Wednesday, July 16, 2014: 9:15 AM
Room: 311+312
Oral Presentation
Rosa MAS GIRALT , University of Leeds, Leeds, United Kingdom
Contemporary studies on intra-EU (European Union) migration have paid insufficient attention to forms of secondary mobilities, either in the case of mobile European citizens or, more significantly, in terms of third country migrants who have acquired citizenship in one Member State and subsequently migrated to another. This paper will contribute to this area of research by focusing on the case of Latin American secondary migrants with EU citizenship who have undertaken onward mobility from Spain to the UK post-2008. Existing studies have found that, for Latin American migrants, it is common to enter the EU via Spain, Italy and Portugal, where they expect obtaining citizenship to be easier, e.g. through historical and family connections.

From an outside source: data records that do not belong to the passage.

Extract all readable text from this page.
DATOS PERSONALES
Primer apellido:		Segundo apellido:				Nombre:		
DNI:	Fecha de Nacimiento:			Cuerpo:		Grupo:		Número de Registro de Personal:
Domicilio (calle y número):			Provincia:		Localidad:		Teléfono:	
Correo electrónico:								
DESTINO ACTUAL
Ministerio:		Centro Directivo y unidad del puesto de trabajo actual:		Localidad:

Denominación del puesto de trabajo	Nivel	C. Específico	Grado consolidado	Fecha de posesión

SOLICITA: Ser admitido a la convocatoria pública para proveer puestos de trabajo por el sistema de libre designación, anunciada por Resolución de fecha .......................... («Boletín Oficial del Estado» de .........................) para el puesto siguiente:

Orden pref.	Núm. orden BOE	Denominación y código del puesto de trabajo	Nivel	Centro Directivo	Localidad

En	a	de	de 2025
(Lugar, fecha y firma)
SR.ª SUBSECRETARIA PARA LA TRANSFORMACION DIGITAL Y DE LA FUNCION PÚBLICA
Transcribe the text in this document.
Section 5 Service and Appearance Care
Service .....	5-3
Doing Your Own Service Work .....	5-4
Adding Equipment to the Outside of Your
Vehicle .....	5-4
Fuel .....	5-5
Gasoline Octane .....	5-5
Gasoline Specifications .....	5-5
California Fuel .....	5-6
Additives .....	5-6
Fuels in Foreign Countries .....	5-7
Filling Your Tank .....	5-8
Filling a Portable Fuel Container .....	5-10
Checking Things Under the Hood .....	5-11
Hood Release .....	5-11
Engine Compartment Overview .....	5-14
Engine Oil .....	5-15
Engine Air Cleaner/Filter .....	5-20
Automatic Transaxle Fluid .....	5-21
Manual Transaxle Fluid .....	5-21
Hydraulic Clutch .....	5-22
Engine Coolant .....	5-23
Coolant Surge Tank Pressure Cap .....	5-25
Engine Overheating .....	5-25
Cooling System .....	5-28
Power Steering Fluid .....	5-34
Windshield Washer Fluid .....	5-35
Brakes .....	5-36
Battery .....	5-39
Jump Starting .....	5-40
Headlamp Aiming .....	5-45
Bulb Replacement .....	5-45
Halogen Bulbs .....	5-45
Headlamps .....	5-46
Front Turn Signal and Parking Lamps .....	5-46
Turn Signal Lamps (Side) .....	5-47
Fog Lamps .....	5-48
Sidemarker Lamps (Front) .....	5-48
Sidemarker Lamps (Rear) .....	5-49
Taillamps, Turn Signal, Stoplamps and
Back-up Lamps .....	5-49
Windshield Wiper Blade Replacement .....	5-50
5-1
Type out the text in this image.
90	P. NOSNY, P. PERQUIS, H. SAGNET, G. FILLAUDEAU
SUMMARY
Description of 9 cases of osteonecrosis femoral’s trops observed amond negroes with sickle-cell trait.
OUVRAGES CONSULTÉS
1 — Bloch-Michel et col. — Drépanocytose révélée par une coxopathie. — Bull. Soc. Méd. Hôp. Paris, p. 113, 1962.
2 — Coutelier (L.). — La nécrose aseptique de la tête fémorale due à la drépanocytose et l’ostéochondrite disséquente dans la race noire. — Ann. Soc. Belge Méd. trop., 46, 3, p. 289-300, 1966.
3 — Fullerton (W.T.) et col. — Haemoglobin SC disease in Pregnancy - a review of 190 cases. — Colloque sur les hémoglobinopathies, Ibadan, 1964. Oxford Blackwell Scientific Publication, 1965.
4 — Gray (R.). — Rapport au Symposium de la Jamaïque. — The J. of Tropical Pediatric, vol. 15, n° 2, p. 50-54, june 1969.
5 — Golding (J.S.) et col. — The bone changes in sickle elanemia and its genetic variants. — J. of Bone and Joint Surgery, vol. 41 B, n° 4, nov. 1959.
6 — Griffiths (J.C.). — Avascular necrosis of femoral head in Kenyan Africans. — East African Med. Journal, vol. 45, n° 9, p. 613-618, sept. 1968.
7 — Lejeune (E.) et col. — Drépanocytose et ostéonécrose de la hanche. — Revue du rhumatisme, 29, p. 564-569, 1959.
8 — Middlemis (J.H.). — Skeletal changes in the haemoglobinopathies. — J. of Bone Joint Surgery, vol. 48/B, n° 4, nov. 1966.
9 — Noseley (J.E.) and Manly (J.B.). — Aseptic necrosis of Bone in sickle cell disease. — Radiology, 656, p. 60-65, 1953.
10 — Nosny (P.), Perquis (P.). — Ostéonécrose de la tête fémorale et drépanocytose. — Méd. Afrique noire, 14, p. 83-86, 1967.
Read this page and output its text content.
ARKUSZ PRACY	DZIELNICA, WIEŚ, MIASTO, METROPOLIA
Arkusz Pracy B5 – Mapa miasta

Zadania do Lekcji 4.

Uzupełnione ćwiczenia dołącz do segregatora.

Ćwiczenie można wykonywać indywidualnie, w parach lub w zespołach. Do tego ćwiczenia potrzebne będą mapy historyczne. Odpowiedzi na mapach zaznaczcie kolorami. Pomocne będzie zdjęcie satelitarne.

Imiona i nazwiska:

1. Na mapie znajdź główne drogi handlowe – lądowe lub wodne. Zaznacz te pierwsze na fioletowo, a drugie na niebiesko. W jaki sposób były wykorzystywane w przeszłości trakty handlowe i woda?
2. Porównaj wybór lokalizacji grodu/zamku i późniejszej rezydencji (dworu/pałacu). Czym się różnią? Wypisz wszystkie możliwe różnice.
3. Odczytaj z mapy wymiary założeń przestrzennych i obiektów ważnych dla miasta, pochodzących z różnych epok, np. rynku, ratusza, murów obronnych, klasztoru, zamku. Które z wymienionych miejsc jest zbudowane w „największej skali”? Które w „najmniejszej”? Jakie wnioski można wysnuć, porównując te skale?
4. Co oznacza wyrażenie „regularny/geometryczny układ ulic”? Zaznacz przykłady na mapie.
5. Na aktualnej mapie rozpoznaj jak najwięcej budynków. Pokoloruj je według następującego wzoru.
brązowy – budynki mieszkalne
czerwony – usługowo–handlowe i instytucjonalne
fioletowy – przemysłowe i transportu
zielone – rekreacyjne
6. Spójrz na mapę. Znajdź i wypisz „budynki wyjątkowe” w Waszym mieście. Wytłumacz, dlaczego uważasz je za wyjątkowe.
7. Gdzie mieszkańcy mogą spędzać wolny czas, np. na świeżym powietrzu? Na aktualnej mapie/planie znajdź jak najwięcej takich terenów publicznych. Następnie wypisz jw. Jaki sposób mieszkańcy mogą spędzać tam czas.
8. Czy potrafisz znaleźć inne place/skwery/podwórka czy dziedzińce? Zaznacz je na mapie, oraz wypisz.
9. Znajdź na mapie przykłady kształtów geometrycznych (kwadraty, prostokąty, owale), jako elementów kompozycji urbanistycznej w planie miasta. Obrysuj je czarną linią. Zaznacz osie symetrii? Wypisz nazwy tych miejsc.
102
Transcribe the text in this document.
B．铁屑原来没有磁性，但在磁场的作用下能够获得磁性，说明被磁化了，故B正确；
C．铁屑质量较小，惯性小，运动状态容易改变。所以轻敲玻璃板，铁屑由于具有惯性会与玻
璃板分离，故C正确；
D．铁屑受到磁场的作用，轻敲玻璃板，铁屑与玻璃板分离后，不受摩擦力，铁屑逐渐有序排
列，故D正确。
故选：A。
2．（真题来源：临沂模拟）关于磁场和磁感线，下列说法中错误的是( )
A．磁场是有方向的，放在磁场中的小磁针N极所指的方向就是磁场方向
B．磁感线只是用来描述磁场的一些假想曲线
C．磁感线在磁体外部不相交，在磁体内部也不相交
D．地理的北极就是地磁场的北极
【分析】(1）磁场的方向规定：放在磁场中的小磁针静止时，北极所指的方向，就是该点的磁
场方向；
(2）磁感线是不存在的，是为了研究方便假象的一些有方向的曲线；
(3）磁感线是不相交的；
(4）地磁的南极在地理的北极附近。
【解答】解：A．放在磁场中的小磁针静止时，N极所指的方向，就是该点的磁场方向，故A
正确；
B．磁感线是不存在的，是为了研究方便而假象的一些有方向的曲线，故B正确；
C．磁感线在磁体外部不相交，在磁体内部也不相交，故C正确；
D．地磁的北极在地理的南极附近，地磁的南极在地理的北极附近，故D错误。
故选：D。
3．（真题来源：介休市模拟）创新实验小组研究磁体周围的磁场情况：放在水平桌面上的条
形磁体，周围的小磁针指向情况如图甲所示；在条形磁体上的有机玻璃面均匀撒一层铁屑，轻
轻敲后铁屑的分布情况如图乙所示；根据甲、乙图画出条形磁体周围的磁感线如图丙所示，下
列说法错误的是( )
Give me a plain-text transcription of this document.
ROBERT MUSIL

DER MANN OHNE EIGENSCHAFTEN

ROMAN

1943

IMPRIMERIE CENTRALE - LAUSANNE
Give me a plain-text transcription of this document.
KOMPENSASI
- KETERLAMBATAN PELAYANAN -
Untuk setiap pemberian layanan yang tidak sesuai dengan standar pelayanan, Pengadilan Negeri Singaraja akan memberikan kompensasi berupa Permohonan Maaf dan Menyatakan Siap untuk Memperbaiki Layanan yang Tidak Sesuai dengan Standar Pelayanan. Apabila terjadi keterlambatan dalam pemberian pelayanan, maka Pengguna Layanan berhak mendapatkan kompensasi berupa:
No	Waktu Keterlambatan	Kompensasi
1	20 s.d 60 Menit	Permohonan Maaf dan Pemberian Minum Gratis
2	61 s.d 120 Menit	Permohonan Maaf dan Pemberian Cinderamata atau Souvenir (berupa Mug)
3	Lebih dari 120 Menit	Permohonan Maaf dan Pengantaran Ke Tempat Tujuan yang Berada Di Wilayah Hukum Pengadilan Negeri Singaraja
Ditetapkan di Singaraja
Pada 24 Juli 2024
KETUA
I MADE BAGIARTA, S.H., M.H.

However, subsequent onward mobilities seem to have become more common after the onset of the financial crisis and its harsher consequences in southern EU countries. Drawing on a small-scale transnational project involving secondary data analysis and 25 semi-structured interviews with key informants from Latin American migrant voluntary organisations and statutory services working with migrants in Spain and the UK, this paper will explore the emerging picture of the contexts, causes and motivations that underlie these increased onward mobilities and the situations faced by secondary migrants and their families when settling in the UK. Despite these secondary migrants’ hopes of escaping financial difficulties and unemployment in Spain by making use of the right to free mobility which they have acquired with their European citizenship, settlement in the UK becomes fraught with initial arrival problems (i.e. lack of language skills, access to jobs and housing) and the vulnerabilities of joining many fellow Latin American migrants’ socially disadvantaged position as precarious workers in the UK.